Publicado na revista científica Journal of Archaeological Science Reports, o trabalho demonstra que o consumo sistemático de medula óssea de mamíferos foi essencial para a subsistência humana durante um período de declínio agrícola e stress climático. Intitulado “Intensive resource exploitation in Late Neolithic Iberia: Bone marrow and subsistence changes at Branqueiras, central-coastal Portugal“, o estudo desafia ideias estabelecidas sobre as economias neolíticas, ao mostrar que uma prática geralmente associada a sociedades caçadoras-recoletoras teve também um papel fundamental em comunidades agrícolas.

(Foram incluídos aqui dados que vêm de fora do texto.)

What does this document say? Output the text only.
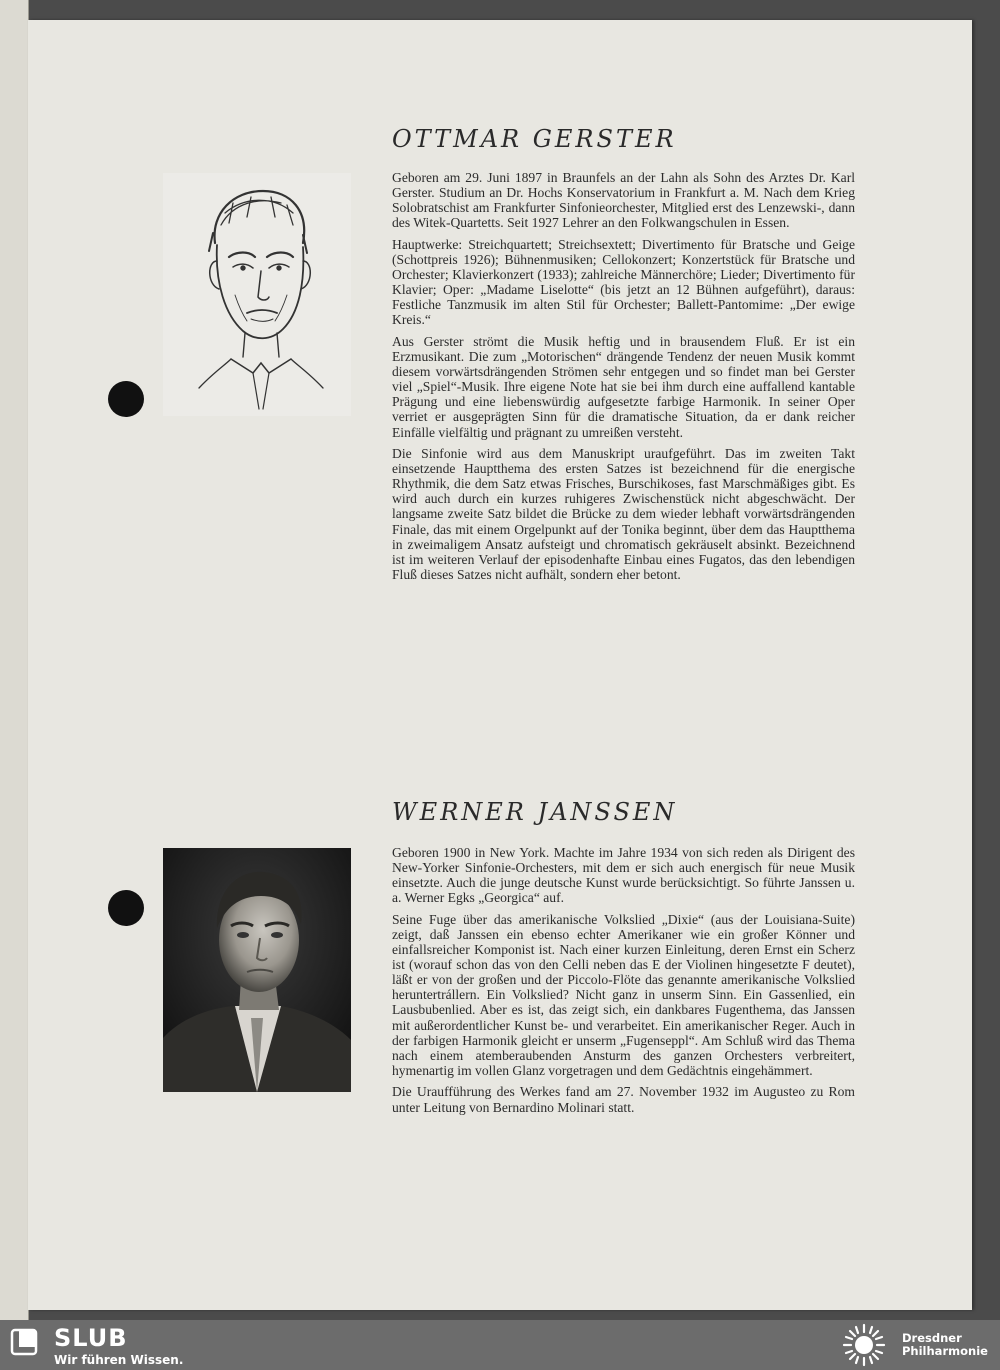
OTTMAR GERSTER

Geboren am 29. Juni 1897 in Braunfels an der Lahn als Sohn des Arztes Dr. Karl Gerster. Studium an Dr. Hochs Konservatorium in Frankfurt a. M. Nach dem Krieg Solobratschist am Frankfurter Sinfonieorchester, Mitglied erst des Lenzewski-, dann des Witek-Quartetts. Seit 1927 Lehrer an den Folkwangschulen in Essen.

Hauptwerke: Streichquartett; Streichsextett; Divertimento für Bratsche und Geige (Schottpreis 1926); Bühnenmusiken; Cellokonzert; Konzertstück für Bratsche und Orchester; Klavierkonzert (1933); zahlreiche Männerchöre; Lieder; Divertimento für Klavier; Oper: „Madame Liselotte“ (bis jetzt an 12 Bühnen aufgeführt), daraus: Festliche Tanzmusik im alten Stil für Orchester; Ballett-Pantomime: „Der ewige Kreis.“

Aus Gerster strömt die Musik heftig und in brausendem Fluß. Er ist ein Erzmusikant. Die zum „Motorischen“ drängende Tendenz der neuen Musik kommt diesem vorwärtsdrängenden Strömen sehr entgegen und so findet man bei Gerster viel „Spiel“-Musik. Ihre eigene Note hat sie bei ihm durch eine auffallend kantable Prägung und eine liebenswürdig aufgesetzte farbige Harmonik. In seiner Oper verriet er ausgeprägten Sinn für die dramatische Situation, da er dank reicher Einfälle vielfältig und prägnant zu umreißen versteht.

Die Sinfonie wird aus dem Manuskript uraufgeführt. Das im zweiten Takt einsetzende Hauptthema des ersten Satzes ist bezeichnend für die energische Rhythmik, die dem Satz etwas Frisches, Burschikoses, fast Marschmäßiges gibt. Es wird auch durch ein kurzes ruhigeres Zwischenstück nicht abgeschwächt. Der langsame zweite Satz bildet die Brücke zu dem wieder lebhaft vorwärtsdrängenden Finale, das mit einem Orgelpunkt auf der Tonika beginnt, über dem das Hauptthema in zweimaligem Ansatz aufsteigt und chromatisch gekräuselt absinkt. Bezeichnend ist im weiteren Verlauf der episodenhafte Einbau eines Fugatos, das den lebendigen Fluß dieses Satzes nicht aufhält, sondern eher betont.

WERNER JANSSEN

Geboren 1900 in New York. Machte im Jahre 1934 von sich reden als Dirigent des New-Yorker Sinfonie-Orchesters, mit dem er sich auch energisch für neue Musik einsetzte. Auch die junge deutsche Kunst wurde berücksichtigt. So führte Janssen u. a. Werner Egks „Georgica“ auf.

Seine Fuge über das amerikanische Volkslied „Dixie“ (aus der Louisiana-Suite) zeigt, daß Janssen ein ebenso echter Amerikaner wie ein großer Könner und einfallsreicher Komponist ist. Nach einer kurzen Einleitung, deren Ernst ein Scherz ist (worauf schon das von den Celli neben das E der Violinen hingesetzte F deutet), läßt er von der großen und der Piccolo-Flöte das genannte amerikanische Volkslied heruntertrállern. Ein Volkslied? Nicht ganz in unserm Sinn. Ein Gassenlied, ein Lausbubenlied. Aber es ist, das zeigt sich, ein dankbares Fugenthema, das Janssen mit außerordentlicher Kunst be- und verarbeitet. Ein amerikanischer Reger. Auch in der farbigen Harmonik gleicht er unserm „Fugenseppl“. Am Schluß wird das Thema nach einem atemberaubenden Ansturm des ganzen Orchesters verbreitert, hymenartig im vollen Glanz vorgetragen und dem Gedächtnis eingehämmert.

Die Uraufführung des Werkes fand am 27. November 1932 im Augusteo zu Rom unter Leitung von Bernardino Molinari statt.

SLUB
Wir führen Wissen.
Dresdner
Philharmonie
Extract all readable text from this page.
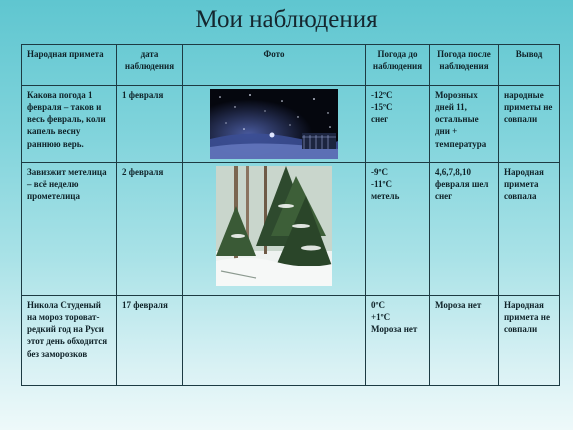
Мои наблюдения
Народная примета	дата наблюдения	Фото	Погода до наблюдения	Погода после наблюдения	Вывод
Какова погода 1 февраля – таков и весь февраль, коли капель весну раннюю верь.	1 февраля		-12ºC
-15ºC
снег	Морозных дней 11, остальные дни + температура	народные приметы не совпали
Завизжит метелица – всё неделю прометелица	2 февраля		-9ºC
-11ºC
метель	4,6,7,8,10 февраля шел снег	Народная примета совпала
Никола Студеный на мороз тороват- редкий год на Руси этот день обходится без заморозков	17 февраля		0ºC
+1ºC
Мороза нет	Мороза нет	Народная примета не совпали
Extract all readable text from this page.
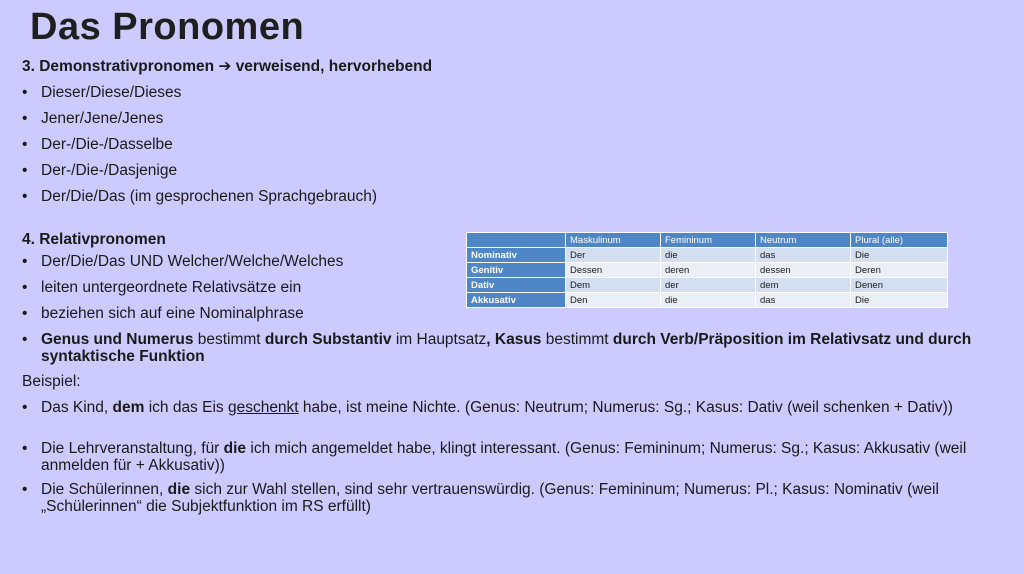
Das Pronomen
3. Demonstrativpronomen ➔ verweisend, hervorhebend
• Dieser/Diese/Dieses
• Jener/Jene/Jenes
• Der-/Die-/Dasselbe
• Der-/Die-/Dasjenige
• Der/Die/Das (im gesprochenen Sprachgebrauch)
4. Relativpronomen
• Der/Die/Das UND Welcher/Welche/Welches
• leiten untergeordnete Relativsätze ein
• beziehen sich auf eine Nominalphrase
• Genus und Numerus bestimmt durch Substantiv im Hauptsatz, Kasus bestimmt durch Verb/Präposition im Relativsatz und durch syntaktische Funktion
Beispiel:
• Das Kind, dem ich das Eis geschenkt habe, ist meine Nichte. (Genus: Neutrum; Numerus: Sg.; Kasus: Dativ (weil schenken + Dativ))
• Die Lehrveranstaltung, für die ich mich angemeldet habe, klingt interessant. (Genus: Femininum; Numerus: Sg.; Kasus: Akkusativ (weil anmelden für + Akkusativ))
• Die Schülerinnen, die sich zur Wahl stellen, sind sehr vertrauenswürdig. (Genus: Femininum; Numerus: Pl.; Kasus: Nominativ (weil „Schülerinnen“ die Subjektfunktion im RS erfüllt)
	Maskulinum	Femininum	Neutrum	Plural (alle)
Nominativ	Der	die	das	Die
Genitiv	Dessen	deren	dessen	Deren
Dativ	Dem	der	dem	Denen
Akkusativ	Den	die	das	Die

Para Cláudia Costa, investigadora do ICArEHB, «esta prática reflete uma adaptação notável das populações neolíticas às exigências ambientais, revelando a sua engenhosidade e capacidade de resiliência». Já Maria João Fernandes Martins, também investigadora do centro, destaca «a importância da interdisciplinaridade nesta investigação, cruzando conhecimentos da arqueologia, zooarqueologia, ciências ambientais e comportamento humano».
A investigação fornece novas perspetivas sobre a forma como as comunidades do passado enfrentaram transformações ambientais, contribuindo com reflexões relevantes para os desafios contemporâneos relacionados com segurança alimentar e sustentabilidade. O estudo levanta ainda novas possibilidades de investigação sobre estratégias de adaptação em momentos de aridificação e mudança sociocultural, como os que antecederam a construção dos grandes recintos muralhados no início do Calcolítico, na região da Estremadura.
O trabalho contou também com a participação de António Faustino Carvalho, professor da Faculdade de Ciências Humanas e Sociais da Universidade do Algarve e investigador do ICArEHB, e com a colaboração dos arqueólogos Vera Cardoso e Guilherme Cardoso, responsáveis pelas escavações no sítio arqueológico de Branqueiras, situado a cerca de dois quilómetros da costa atlântica.